Para além da emergência

O recurso à política fiscal para financiar medidas de emergência social é uma solução aceitável, se não conduzir à perda de rendimento de um setor significativo da população e se for orientada por critérios de progressividade das taxas de imposto.

A situação de carência de setores significativos da população trabalhadora, na sequência da crise pandémica, recuperou velhas ideias e soluções contestadas. O governo de António Costa, colado a uma trajetória de contenção do défice orçamental em linha com as exigências dos tratados europeus transitoriamente suspensos, deixou muita gente sem apoios e sem perspetivas de futuro. Partindo da clivagem entre quem presta teletrabalho e quem desenvolve trabalho presencial ou perdeu o emprego, alguns setores defendem que os primeiros, considerados privilegiados, deveriam ser taxados para acudir às necessidades dos segundos.

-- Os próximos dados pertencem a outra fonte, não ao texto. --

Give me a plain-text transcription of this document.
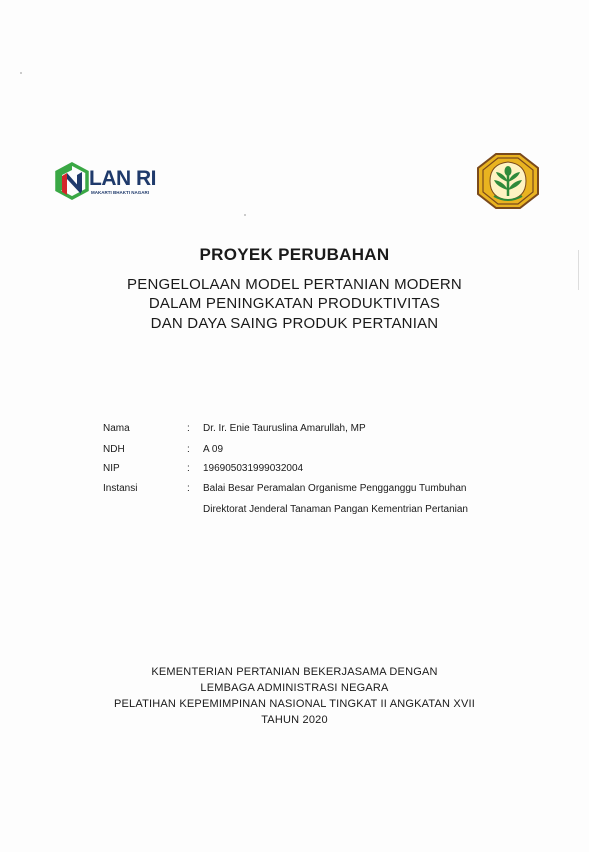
LAN RI
MAKARTI BHAKTI NAGARI
PROYEK PERUBAHAN
PENGELOLAAN MODEL PERTANIAN MODERN
DALAM PENINGKATAN PRODUKTIVITAS
DAN DAYA SAING PRODUK PERTANIAN
Nama	: Dr. Ir. Enie Tauruslina Amarullah, MP
NDH	: A 09
NIP	: 196905031999032004
Instansi	: Balai Besar Peramalan Organisme Pengganggu Tumbuhan
Direktorat Jenderal Tanaman Pangan Kementrian Pertanian
KEMENTERIAN PERTANIAN BEKERJASAMA DENGAN
LEMBAGA ADMINISTRASI NEGARA
PELATIHAN KEPEMIMPINAN NASIONAL TINGKAT II ANGKATAN XVII
TAHUN 2020
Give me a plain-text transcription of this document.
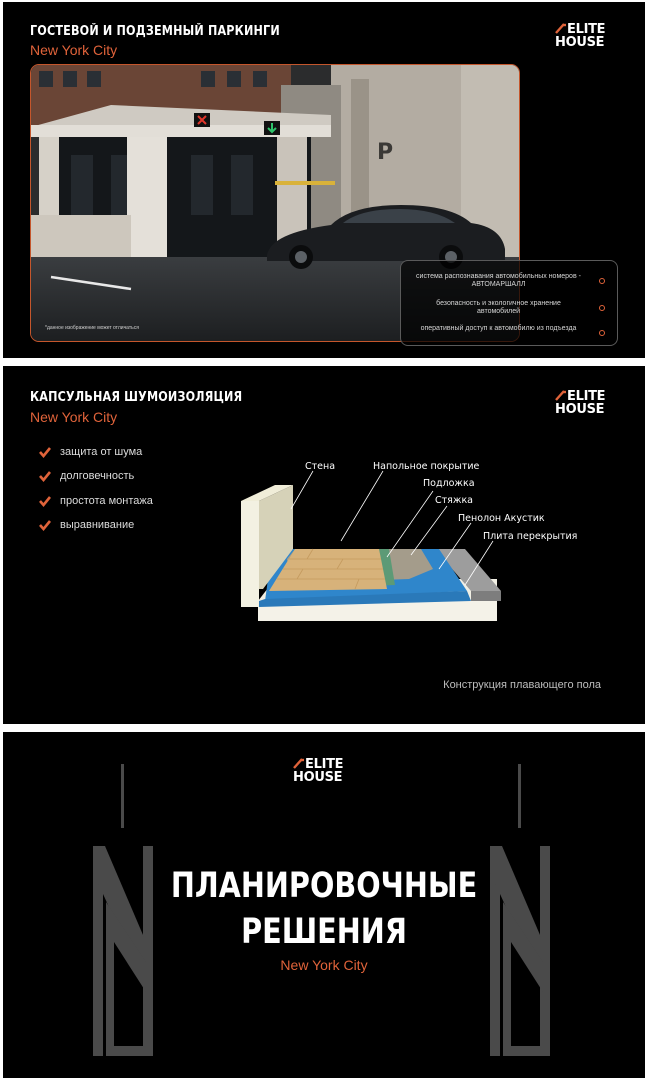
ГОСТЕВОЙ И ПОДЗЕМНЫЙ ПАРКИНГИ
New York City
ELITE
HOUSE
P
*данное изображение может отличаться
система распознавания автомобильных номеров - АВТОМАРШАЛЛ
безопасность и экологичное хранение автомобилей
оперативный доступ к автомобилю из подъезда
КАПСУЛЬНАЯ ШУМОИЗОЛЯЦИЯ
New York City
ELITE
HOUSE
защита от шума
долговечность
простота монтажа
выравнивание
Стена	Напольное покрытие
Подложка
Стяжка
Пенолон Акустик
Плита перекрытия
Конструкция плавающего пола
ELITE
HOUSE
ПЛАНИРОВОЧНЫЕ
РЕШЕНИЯ
New York City
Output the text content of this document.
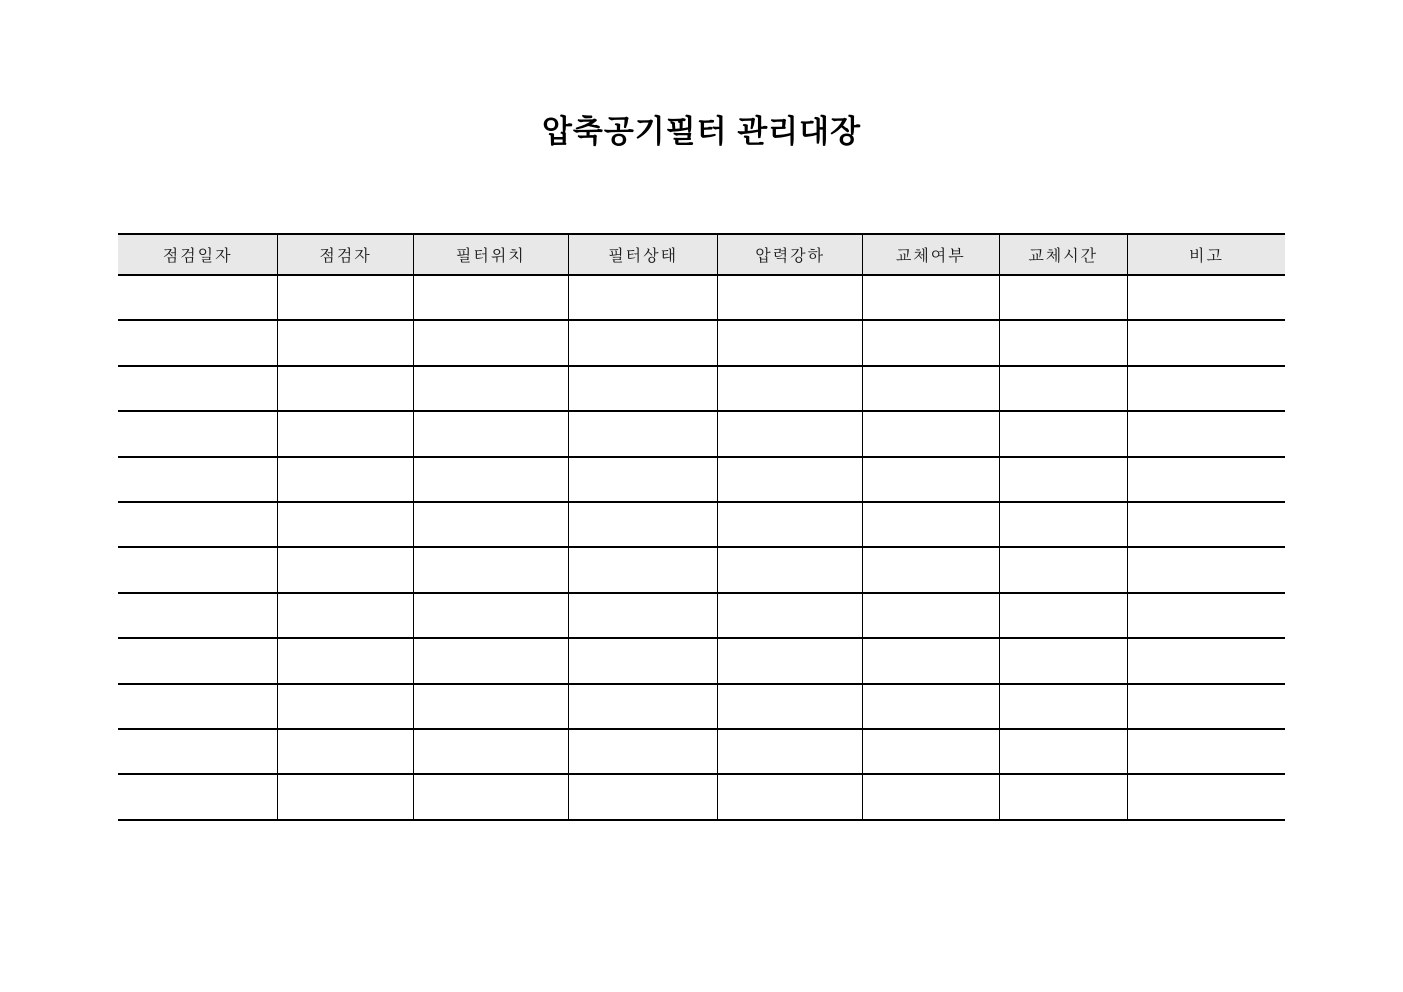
압축공기필터 관리대장
점검일자	점검자	필터위치	필터상태	압력강하	교체여부	교체시간	비고
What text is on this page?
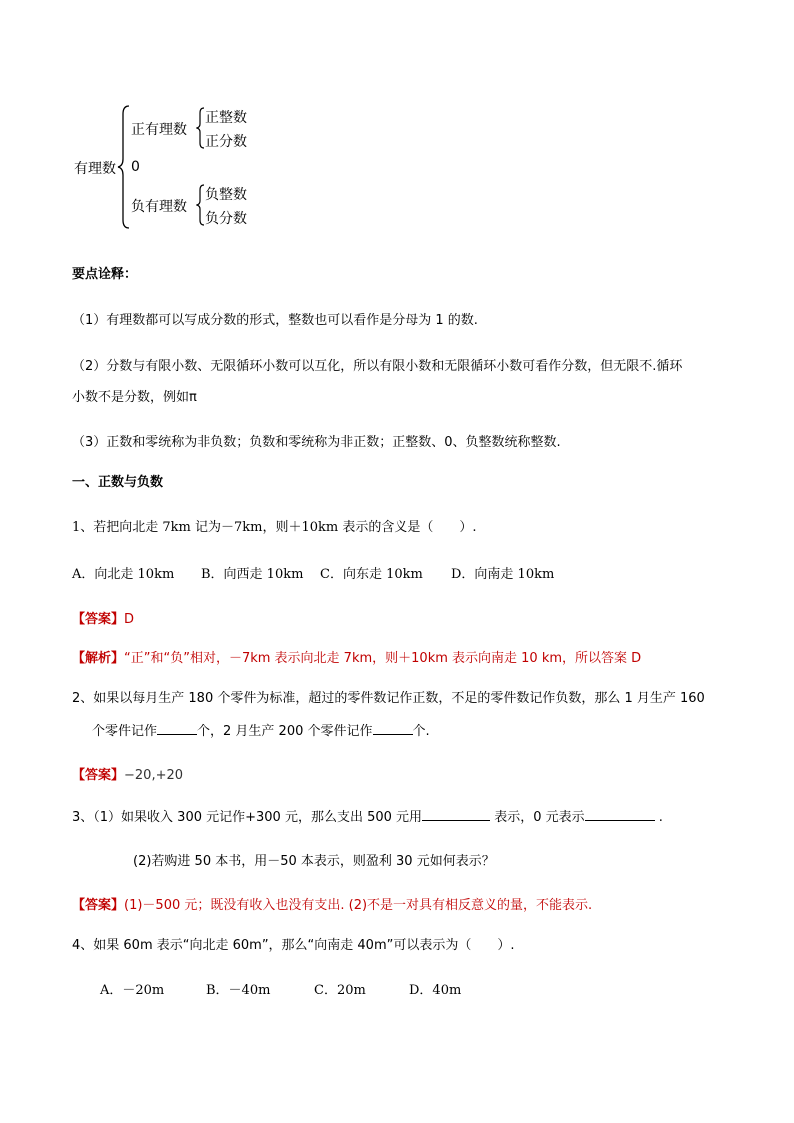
有理数
正有理数
0
负有理数
正整数
正分数
负整数
负分数
要点诠释：
（1）有理数都可以写成分数的形式，整数也可以看作是分母为 1 的数.
（2）分数与有限小数、无限循环小数可以互化，所以有限小数和无限循环小数可看作分数，但无限不.循环
小数不是分数，例如π
（3）正数和零统称为非负数；负数和零统称为非正数；正整数、0、负整数统称整数.
一、正数与负数
1、若把向北走 7km 记为－7km，则＋10km 表示的含义是（　　）.
A．向北走 10km B．向西走 10km C．向东走 10km D．向南走 10km
【答案】D
【解析】“正”和“负”相对，－7km 表示向北走 7km，则＋10km 表示向南走 10 km，所以答案 D
2、如果以每月生产 180 个零件为标准，超过的零件数记作正数，不足的零件数记作负数，那么 1 月生产 160
个零件记作	个，2 月生产 200 个零件记作	个.
【答案】−20,+20
3、（1）如果收入 300 元记作+300 元，那么支出 500 元用	表示，0 元表示	.
(2)若购进 50 本书，用－50 本表示，则盈利 30 元如何表示？
【答案】(1)－500 元；既没有收入也没有支出. (2)不是一对具有相反意义的量，不能表示.
4、如果 60m 表示“向北走 60m”，那么“向南走 40m”可以表示为（　　）.
A．－20m	B．－40m	C．20m	D．40m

O recurso à política fiscal para financiar medidas de emergência social é uma solução aceitável, se não conduzir à perda de rendimento de um setor significativo da população (para evitar os impactos recessivos) e se for orientada por critérios de progressividade das taxas de imposto. Isto significa tributar as grandes fortunas e ajustar o sistema fiscal para que os muito ricos paguem proporcionalmente mais. Mas, no caso em análise, tratar-se-ia de redistribuir rendimentos entre grupos de assalariados, o que, na melhor das hipóteses, deixaria sensivelmente constante o poder de compra da população trabalhadora, ele próprio deprimido pelos efeitos da crise.

Esta abordagem levanta dois problemas. Primeiro, a importância de uma outra solução, o aumento do défice orçamental, que neste momento não acarreta a imposição de sanções pelas autoridades europeias e conta com taxas de juro baixas, com a vantagem de que poderia representar criação de poder de compra adicional, novo emprego, senão mesmo nova capacidade produtiva. Por exemplo, a criação de uma rede pública de lares, a regeneração ambiental ou a garantia de emprego nos serviços públicos são medidas com eficácia dinâmica, ajudam a alcançar o pleno emprego, suscitam investimento em outras atividades económicas e são uma herança para o futuro.

Acompanhando a reação neoliberal, este tipo de solução provoca objeções escutadas no período da troika: mais endividamento significaria “viver acima das nossas possibilidades”, “lançar um imposto futuro” que os agentes económicos antecipam contraindo a despesa atual (“equivalência Ricardiana”) ou penalizar o investimento privado, cujos custos de financiamento se tornariam mais elevados nos mercados financeiros (efeito crowding-out). Estes argumentos partem da analogia entre o comportamento do Estado e o comportamento de uma família ou de um indivíduo no mercado da dívida, que está longe de traduzir a realidade. Os indivíduos ou as famílias são utilizadores dos meios colocados à sua disposição pelas instituições financeiras, enquanto os Estados com soberania monetária (o que não é o caso em Portugal), dentro de certos limites e tendo em conta as diferenças entre eles, são criadores desses mesmos meios financeiros com a sua política.

O segundo problema relaciona-se com a forma como se aprecia a criação de bem-estar na sociedade. Sem negar a existência de classes sociais, estas não são determinantes na forma como os proponentes do imposto sobre os prestadores de teletrabalho apreciam os seus efeitos. O bem-estar global é o somatório do bem-estar de cada um dos indivíduos, independentemente da classe social a que pertencem. Por isso, não se importam de colocar trabalhadores contra trabalhadores, uns a subsidiar os outros, partindo da heterogeneidade entre diferentes níveis de escolaridade, de sexo ou de setor de atividade. Até que ponto este método é legítimo, tendo em conta as condições de vida da maioria da população que mostram, em todo o mundo, um aprofundamento das desigualdades em proveito de uma pequena minoria?

O que está em causa é a dicotomia entre esquerda e direita. Quando se adota o individualismo metodológico para apreciar o desempenho dos indivíduos, no fundo, aceitam-se as virtualidades da concorrência e da ordem que resulta da agregação daqueles desempenhos. É uma abordagem compatível com a manutenção do tipo de sociedade em que vivemos, mais ou menos temperada pela intervenção do Estado para corrigir os “excessos” que geram pobreza, desigualdades ou “falhas de mercado”. Por sua vez, quando se parte do princípio de que existe uma contradição irredutível entre proprietários dos grandes meios de produção e trabalhadores e que a financeirização da economia sacrifica a economia real e aprofunda as desigualdades, daí resulta a necessidade de transformar estruturalmente a sociedade. E assim se compreende o que verdadeiramente está em causa.